ABstract: Numerical approximation of the Boltzmann equation is a challenging problem due to its high-dimensional, nonlocal, and nonlinear collision integral. Over the past decade, the Fourier-Galerkin spectral method has become a popular deterministic method for solving the Boltzmann equation, manifested by its high accuracy and potential of being further accelerated by the fast Fourier transform. Albeit its practical success, the stability of the method is only recently proved by Filbet, F. & Mouhot, C. in [Trans.Amer.Math.Soc. 363, no. 4 (2011): 1947-1980.] by utilizing the "spreading" property of the collision operator. In this work, we provide a new proof based on a careful L2 estimate of the negative part of the solution. We also discuss the applicability of the result to various initial data, including both continuous and discontinuous functions. This is joint work with Kunlun Qi and Tong Yang.

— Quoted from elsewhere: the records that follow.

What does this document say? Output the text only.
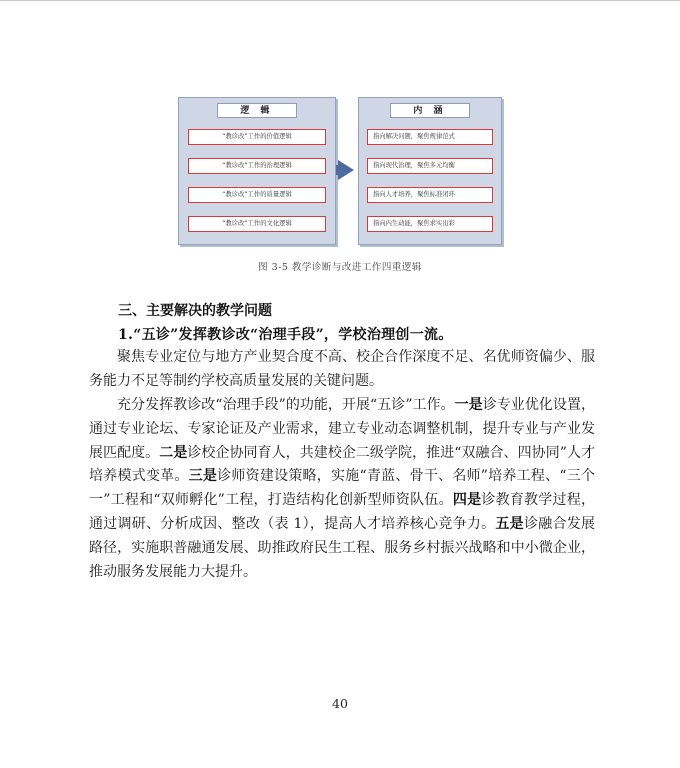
逻 辑
“教诊改”工作的价值逻辑
“教诊改”工作的治理逻辑
“教诊改”工作的质量逻辑
“教诊改”工作的文化逻辑
内 涵
指向解决问题，聚焦规律范式
指向现代治理，聚焦多元均衡
指向人才培养，聚焦标准闭环
指向内生动能，聚焦求实出彩
图 3-5 教学诊断与改进工作四重逻辑
三、主要解决的教学问题
1.“五诊”发挥教诊改“治理手段”，学校治理创一流。

聚焦专业定位与地方产业契合度不高、校企合作深度不足、名优师资偏少、服务能力不足等制约学校高质量发展的关键问题。

充分发挥教诊改“治理手段”的功能，开展“五诊”工作。一是诊专业优化设置，通过专业论坛、专家论证及产业需求，建立专业动态调整机制，提升专业与产业发展匹配度。二是诊校企协同育人，共建校企二级学院，推进“双融合、四协同”人才培养模式变革。三是诊师资建设策略，实施“青蓝、骨干、名师”培养工程、“三个一”工程和“双师孵化”工程，打造结构化创新型师资队伍。四是诊教育教学过程，通过调研、分析成因、整改（表 1），提高人才培养核心竞争力。五是诊融合发展路径，实施职普融通发展、助推政府民生工程、服务乡村振兴战略和中小微企业，推动服务发展能力大提升。

40
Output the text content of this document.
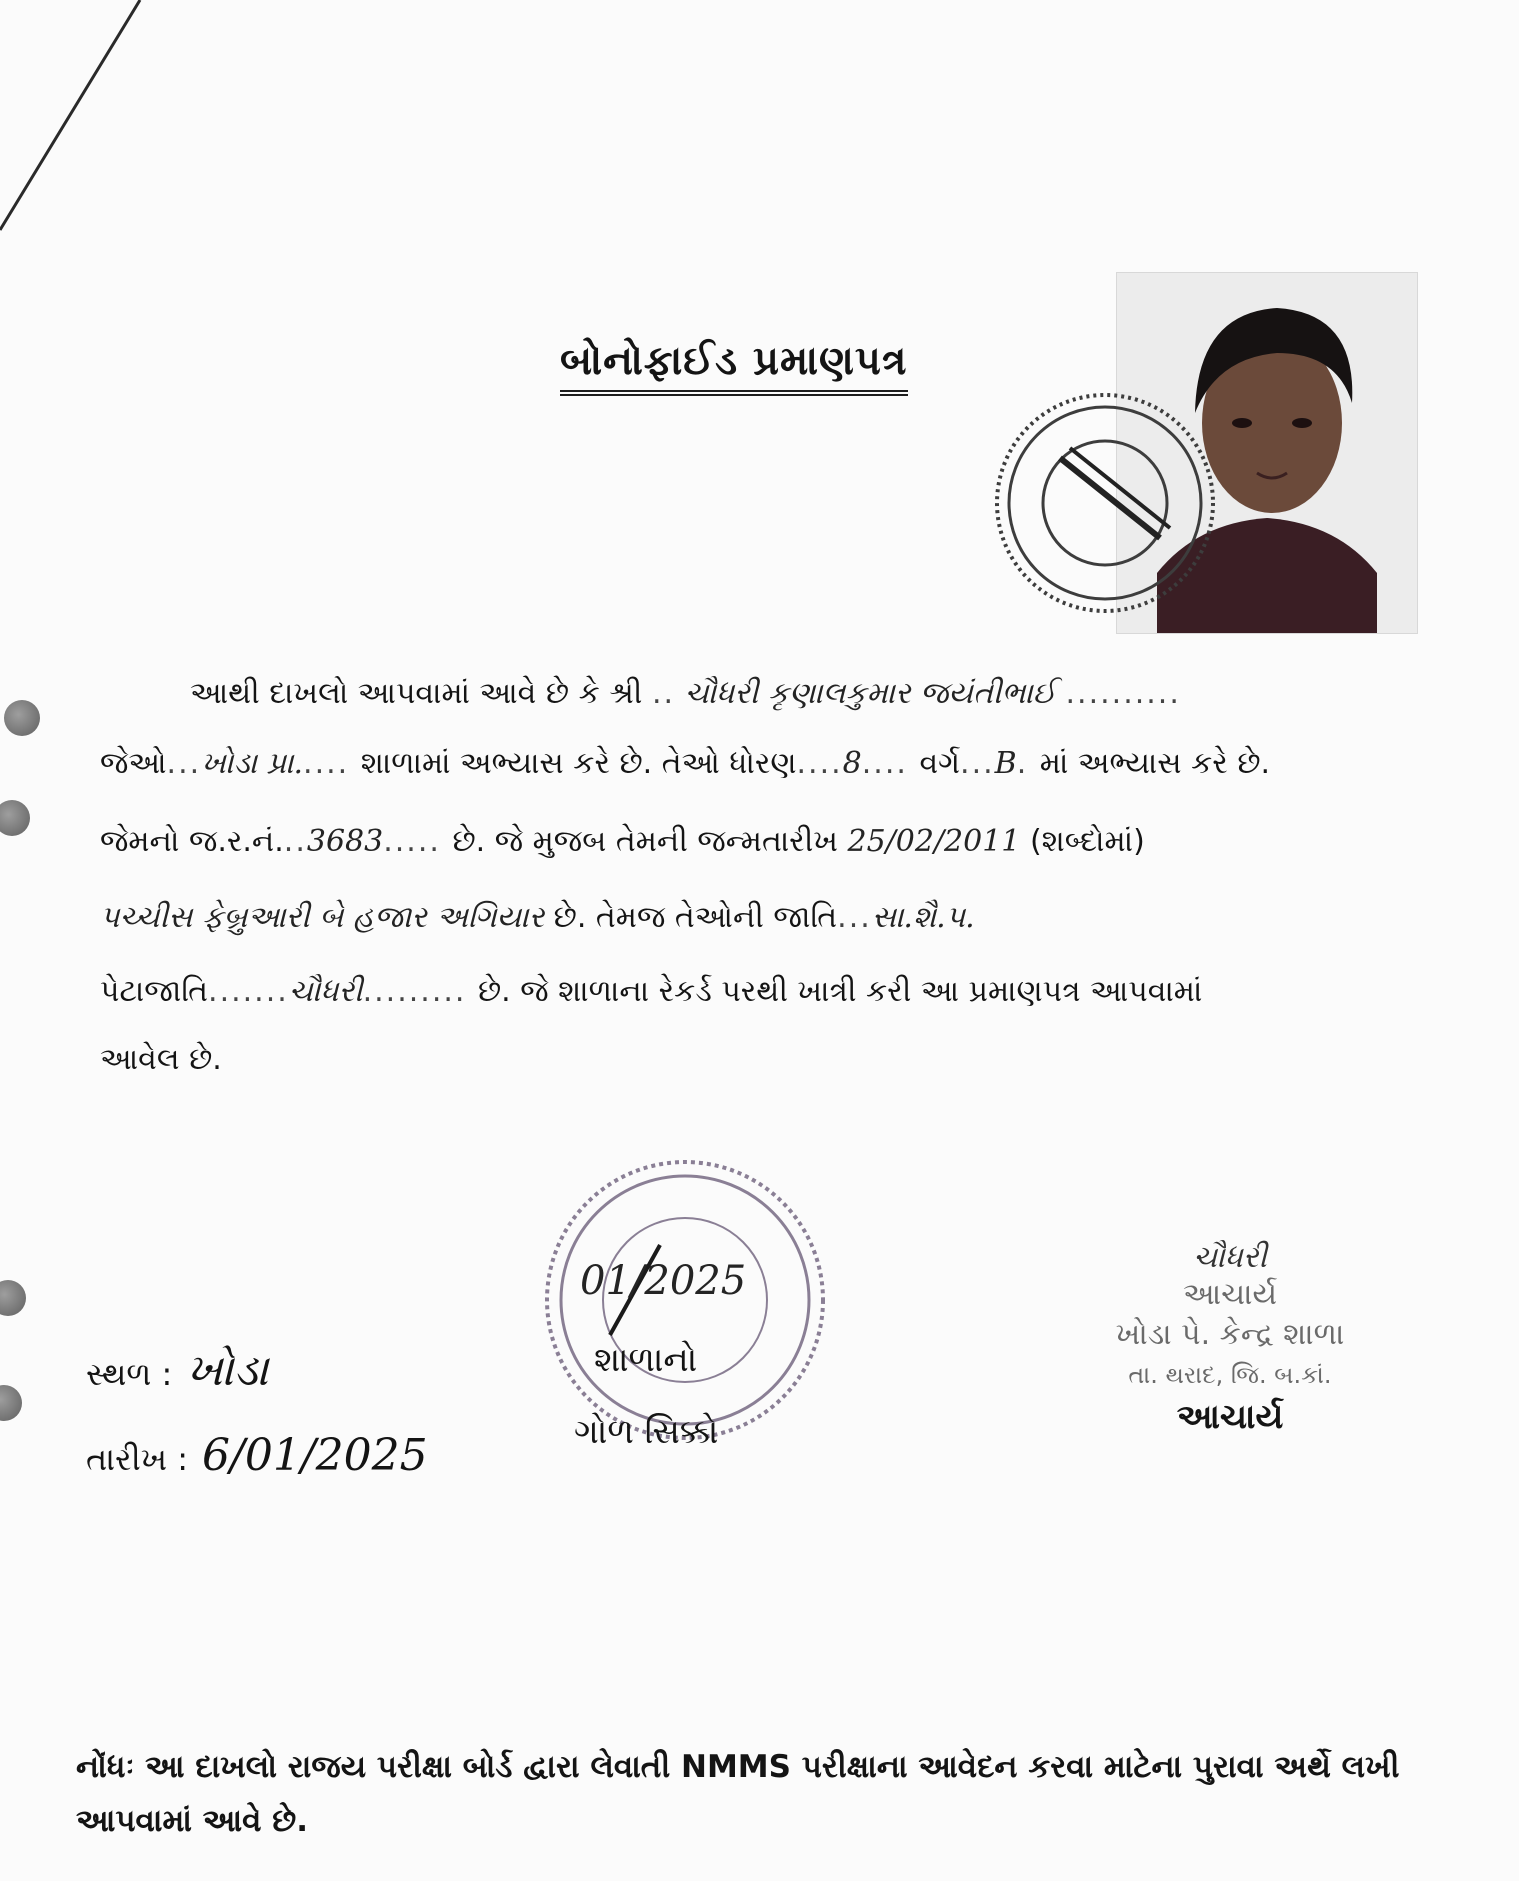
બોનોફાઈડ પ્રમાણપત્ર
આથી દાખલો આપવામાં આવે છે કે શ્રી .. ચૌધરી કૃણાલકુમાર જયંતીભાઈ ..........
જેઓ...ખોડા પ્રા..... શાળામાં અભ્યાસ કરે છે. તેઓ ધોરણ....8.... વર્ગ...B. માં અભ્યાસ કરે છે.
જેમનો જ.ર.નં...3683..... છે. જે મુજબ તેમની જન્મતારીખ 25/02/2011 (શબ્દોમાં)
પચ્ચીસ ફેબ્રુઆરી બે હજાર અગિયાર છે. તેમજ તેઓની જાતિ...સા.શૈ.પ.
પેટાજાતિ.......ચૌધરી......... છે. જે શાળાના રેકર્ડ પરથી ખાત્રી કરી આ પ્રમાણપત્ર આપવામાં
આવેલ છે.
01/2025
શાળાનો
ગોળ સિક્કો
સ્થળ : ખોડા
તારીખ : 6/01/2025
ચૌધરી
આચાર્ય
ખોડા પે. કેન્દ્ર શાળા
તા. થરાદ, જિ. બ.કાં.
આચાર્ય
નોંધઃ આ દાખલો રાજય પરીક્ષા બોર્ડ દ્વારા લેવાતી NMMS પરીક્ષાના આવેદન કરવા માટેના પુરાવા અર્થે લખી આપવામાં આવે છે.
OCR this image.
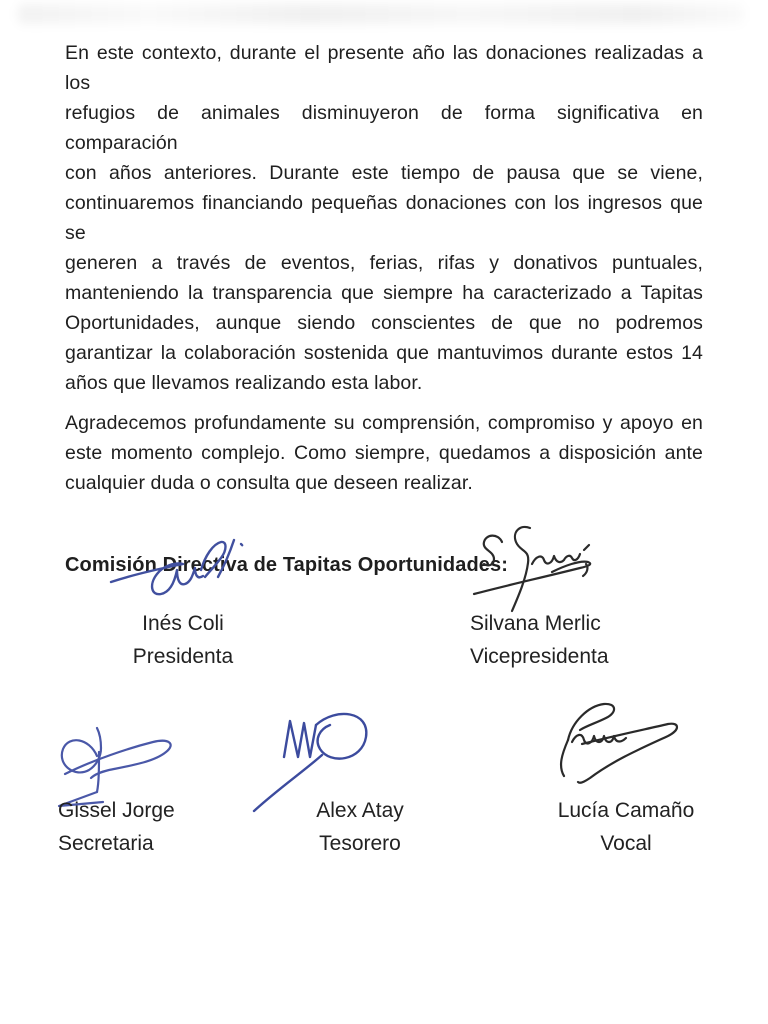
En este contexto, durante el presente año las donaciones realizadas a los
refugios de animales disminuyeron de forma significativa en comparación
con años anteriores. Durante este tiempo de pausa que se viene,
continuaremos financiando pequeñas donaciones con los ingresos que se
generen a través de eventos, ferias, rifas y donativos puntuales,
manteniendo la transparencia que siempre ha caracterizado a Tapitas
Oportunidades, aunque siendo conscientes de que no podremos
garantizar la colaboración sostenida que mantuvimos durante estos 14
años que llevamos realizando esta labor.
Agradecemos profundamente su comprensión, compromiso y apoyo en
este momento complejo. Como siempre, quedamos a disposición ante
cualquier duda o consulta que deseen realizar.
Comisión Directiva de Tapitas Oportunidades:
Inés Coli
Presidenta
Silvana Merlic
Vicepresidenta
Gissel Jorge
Secretaria
Alex Atay
Tesorero
Lucía Camaño
Vocal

Dan Vimont (UW-Madison, AOS)

Title: Advances in Linear Inverse Modeling for Understanding Tropical Pacific Climate Variability

Abstract: The El Nino / Southern Oscillation (ENSO) phenomenon in the tropical Pacific Ocean is the most energetic climatic phenomenon on Earth for interannual to decadal time scales, with substantial societal and environmental impacts around the world. Despite a well-developed theory for why ENSO events occur several aspects of ENSO variability are still poorly understood, including (1) why individual ENSO events tend to evolve with different spatial structures, (2) why ENSO events tend to be positively skewed (toward El Niño events rather than La Niña events), and (3) the role of deterministic dynamics vs. stochastic forcing in influencing ENSO growth and variance. In this talk, I will present recent work using a suite of Linear Inverse Models (LIMs) in which a linear dynamical operator (including state dependent noise, or cyclo-stationary dynamics) is derived from an existing set of observations. These LIMs can be used to (1) diagnose physical processes that cause growth toward a pre-defined spatial structure, (2) investigate how state-dependent (local) correlated additive and multiplicative noise (CAM-Noise) generates higher order moments (in a linear system forced by gaussian noise), and (3) the role of seasonality in generating ENSO variability and predictability. The talk will focus on development of the linear inverse model and on the application of the models in dynamical system analyses.